热度指数：165619 时间限制：C/C++ 1秒，其他语言2秒空间限制：C/C++ 256M，其他语言512M
算法知识视频讲解

我们需要一个顾客 ID 列表，其中包含他们已订购的总金额。

OrderItems表代表订单信息，OrderItems表有订单号：order_num和商品售出价格：item_price、商品数量：quantity。

Orders表订单号：order_num、顾客id：cust_id

【问题】

编写 SQL语句，返回顾客 ID（Orders 表中的 cust_id），并使用子查询返回total_ordered 以便返回每个顾客的订单总金额，将结果按金额从大到小排序。

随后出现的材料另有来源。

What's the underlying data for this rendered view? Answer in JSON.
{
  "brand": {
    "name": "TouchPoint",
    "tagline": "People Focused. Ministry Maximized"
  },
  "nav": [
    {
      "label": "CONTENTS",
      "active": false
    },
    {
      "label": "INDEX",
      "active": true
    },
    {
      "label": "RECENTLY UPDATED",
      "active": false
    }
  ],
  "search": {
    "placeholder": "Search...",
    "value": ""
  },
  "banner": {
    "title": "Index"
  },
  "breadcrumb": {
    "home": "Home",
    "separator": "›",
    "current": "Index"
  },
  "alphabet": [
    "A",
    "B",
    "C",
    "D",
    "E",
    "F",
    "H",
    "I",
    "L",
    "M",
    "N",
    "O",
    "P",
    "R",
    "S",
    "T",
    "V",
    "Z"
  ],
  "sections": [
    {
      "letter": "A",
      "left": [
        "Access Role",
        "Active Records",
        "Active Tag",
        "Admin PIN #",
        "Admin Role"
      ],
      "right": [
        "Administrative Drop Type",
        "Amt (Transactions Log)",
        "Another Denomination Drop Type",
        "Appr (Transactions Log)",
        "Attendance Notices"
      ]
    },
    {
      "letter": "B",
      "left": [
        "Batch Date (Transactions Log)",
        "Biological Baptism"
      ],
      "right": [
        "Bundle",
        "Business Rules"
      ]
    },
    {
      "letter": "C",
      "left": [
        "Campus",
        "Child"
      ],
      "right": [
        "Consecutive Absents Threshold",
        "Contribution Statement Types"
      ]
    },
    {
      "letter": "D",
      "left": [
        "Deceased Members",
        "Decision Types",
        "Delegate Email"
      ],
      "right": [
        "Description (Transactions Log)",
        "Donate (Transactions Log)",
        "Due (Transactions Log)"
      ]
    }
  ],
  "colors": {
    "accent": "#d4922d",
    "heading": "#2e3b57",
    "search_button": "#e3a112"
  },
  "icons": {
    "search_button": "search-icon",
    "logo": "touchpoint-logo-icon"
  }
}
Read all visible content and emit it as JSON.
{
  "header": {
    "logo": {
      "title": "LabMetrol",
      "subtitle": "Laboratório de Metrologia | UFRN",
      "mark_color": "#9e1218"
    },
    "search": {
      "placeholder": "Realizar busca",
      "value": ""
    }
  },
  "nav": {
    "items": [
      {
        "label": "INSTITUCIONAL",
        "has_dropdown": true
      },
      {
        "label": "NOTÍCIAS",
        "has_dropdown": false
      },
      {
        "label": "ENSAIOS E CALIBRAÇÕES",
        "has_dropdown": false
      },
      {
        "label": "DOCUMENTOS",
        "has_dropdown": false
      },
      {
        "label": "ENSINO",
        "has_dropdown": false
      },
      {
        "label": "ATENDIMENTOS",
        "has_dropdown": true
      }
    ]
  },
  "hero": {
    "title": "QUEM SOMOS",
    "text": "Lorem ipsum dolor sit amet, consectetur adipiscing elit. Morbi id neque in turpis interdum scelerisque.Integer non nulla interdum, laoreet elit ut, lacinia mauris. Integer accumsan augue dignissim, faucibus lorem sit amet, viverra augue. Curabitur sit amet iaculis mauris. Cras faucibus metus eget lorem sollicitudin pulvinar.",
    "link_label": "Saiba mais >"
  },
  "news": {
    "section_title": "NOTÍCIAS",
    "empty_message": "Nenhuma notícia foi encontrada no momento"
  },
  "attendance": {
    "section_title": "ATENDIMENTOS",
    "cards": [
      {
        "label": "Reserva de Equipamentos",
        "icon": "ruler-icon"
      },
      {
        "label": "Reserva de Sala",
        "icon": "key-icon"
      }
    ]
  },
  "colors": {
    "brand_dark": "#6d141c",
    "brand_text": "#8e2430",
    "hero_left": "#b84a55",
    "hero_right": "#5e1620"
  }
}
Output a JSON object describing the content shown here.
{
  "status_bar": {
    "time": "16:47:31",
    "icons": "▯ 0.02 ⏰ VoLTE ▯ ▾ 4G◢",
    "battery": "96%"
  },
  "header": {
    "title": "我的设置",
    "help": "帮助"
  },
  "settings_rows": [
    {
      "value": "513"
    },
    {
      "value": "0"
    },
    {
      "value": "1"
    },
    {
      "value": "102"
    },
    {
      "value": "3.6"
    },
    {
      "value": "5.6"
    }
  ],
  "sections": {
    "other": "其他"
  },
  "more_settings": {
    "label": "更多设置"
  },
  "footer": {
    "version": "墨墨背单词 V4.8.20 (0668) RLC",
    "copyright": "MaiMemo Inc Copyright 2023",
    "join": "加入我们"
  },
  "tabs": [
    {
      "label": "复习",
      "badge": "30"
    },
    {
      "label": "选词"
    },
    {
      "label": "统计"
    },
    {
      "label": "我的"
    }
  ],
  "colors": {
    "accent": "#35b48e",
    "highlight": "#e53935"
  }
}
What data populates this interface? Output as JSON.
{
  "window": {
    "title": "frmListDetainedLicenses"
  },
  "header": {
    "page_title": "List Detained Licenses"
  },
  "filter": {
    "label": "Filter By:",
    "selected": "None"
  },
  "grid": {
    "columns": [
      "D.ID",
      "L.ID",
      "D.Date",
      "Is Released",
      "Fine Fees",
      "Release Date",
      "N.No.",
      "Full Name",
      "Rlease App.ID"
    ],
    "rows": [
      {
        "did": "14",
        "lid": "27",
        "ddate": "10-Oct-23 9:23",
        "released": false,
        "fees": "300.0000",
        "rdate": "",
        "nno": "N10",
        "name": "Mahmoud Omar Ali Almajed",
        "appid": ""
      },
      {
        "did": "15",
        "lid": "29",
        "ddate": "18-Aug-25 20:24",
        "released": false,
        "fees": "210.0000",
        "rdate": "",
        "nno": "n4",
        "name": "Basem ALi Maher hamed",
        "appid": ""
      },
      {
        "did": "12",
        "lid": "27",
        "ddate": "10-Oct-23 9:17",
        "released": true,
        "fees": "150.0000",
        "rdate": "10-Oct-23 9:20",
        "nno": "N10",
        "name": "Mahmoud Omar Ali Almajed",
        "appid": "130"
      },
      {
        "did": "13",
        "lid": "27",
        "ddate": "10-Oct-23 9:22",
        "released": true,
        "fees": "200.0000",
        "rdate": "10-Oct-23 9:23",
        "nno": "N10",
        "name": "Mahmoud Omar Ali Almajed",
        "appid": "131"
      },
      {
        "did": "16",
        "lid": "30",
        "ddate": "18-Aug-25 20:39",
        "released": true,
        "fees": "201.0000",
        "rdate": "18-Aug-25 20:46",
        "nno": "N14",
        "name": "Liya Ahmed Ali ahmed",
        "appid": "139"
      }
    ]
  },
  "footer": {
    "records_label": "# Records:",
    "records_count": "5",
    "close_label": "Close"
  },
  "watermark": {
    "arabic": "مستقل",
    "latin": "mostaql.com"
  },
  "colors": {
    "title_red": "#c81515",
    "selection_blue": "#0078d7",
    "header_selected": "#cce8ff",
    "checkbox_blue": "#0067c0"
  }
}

【示例结果】返回顾客id cust_id和total_order下单总额

【示例解析】cust2在Orders里面的订单a0013，a0013的售出价格是2售出数量是1121，总额是2242，最后返回cust2的支付总额是2242。

示例1

输入

DROP TABLE IF EXISTS `OrderItems`;
CREATE TABLE IF NOT EXISTS `OrderItems`(
	order_num VARCHAR(255) NOT NULL COMMENT '商品订单号',
	item_price INT(16) NOT NULL COMMENT '售出价格',
	quantity INT(16) NOT NULL COMMENT '商品数量'
);
INSERT `OrderItems` VALUES ('a0001',10,105),('a0002',1,1100),('a0002',1,200),('a0013',2,1121),('a0003',5,10),('a0003',1,19),('a0003',7,5);

DROP TABLE IF EXISTS `Orders`;
CREATE TABLE IF NOT EXISTS `Orders`(
  order_num VARCHAR(255) NOT NULL COMMENT '商品订单号',
  cust_id VARCHAR(255) NOT NULL COMMENT '顾客id'
);
INSERT `Orders` VALUES ('a0001','cust10'),('a0003','cust1'),('a0013','cust2');

输出

cust_id|total_ordered
cust2|2242
cust10|1050
cust1|104

算法知识视频讲解

吾亦悠然归山

两种写法：

#1
SELECT cust_id,
       (SELECT SUM(quantity * item_price)
        FROM OrderItems
        WHERE OrderItems.order_num = Orders.order_num) AS total_ordered
FROM Orders
ORDER BY total_ordered DESC;

#2
SELECT cust_id,
       SUM(quantity * item_price) AS total_ordered
FROM Orders, OrderItems
WHERE Orders.order_num = OrderItems.order_num
GROUP BY cust_id
ORDER BY total_ordered DESC;

发表于 2022-03-15 17:17:18 回复(18)

Mysql

老李你快开炮

结论：这道题出的有问题！！

这是Orders这张表：

cust1是有两行数据的，但是出题人的生成这张表记录的sql是这样子的：

少了一行cust1的数据！！

然后示例结果给的也有问题：

请问这个示例结果的cust_id字段为什么没去重？

发表于 2022-03-22 11:16:58 回复(12)

Mysql

半路出家的蛋头

题目给的不严谨，准确的说是测试设计的不严谨，题目里面有两个order_num a0002和a0003对应着cust_id 为cust1的数据,但是测试用例设计的时候没体现这一条重复数据。所以前面好多解答都只做一次分组就可以通过测试的方法不严谨。

order_num	cust_id
a0001	cust10
a0002	cust1
a0003	cust1
a0013	cust2

我认为比较严谨的写法应该是：

select
  cust_id,
  sum(q_total_ordered) as total_ordered
from
  (
    select
      order_num,
      sum(item_price * quantity) as q_total_ordered
    from
      OrderItems
    group by
      order_num
  ) as temp,
  Orders
where
  temp.order_num = Orders.order_num
group by
  cust_id
order by
  total_ordered desc

发表于 2022-07-08 15:20:28 回复(8)

Mysql

牛客154019670号

select b.cust_id,sum(a.item_price*a.quantity) as total_ordered
from OrderItems a join Orders b on a.order_num = b.order_num
group by b.cust_id
order by total_ordered desc

发表于 2022-03-03 13:51:50 回复(2)

Mysql

牛客160200733号

这个题目真心的奇葩了，题目里的Orders表中order_num字段下有a0002这个值，但是在后台输入的数据中没有，结果造成以OrderItems作为主表时出现cust_id字段出现NULL，答案错误，只能以Orders表作为主表或者内连接。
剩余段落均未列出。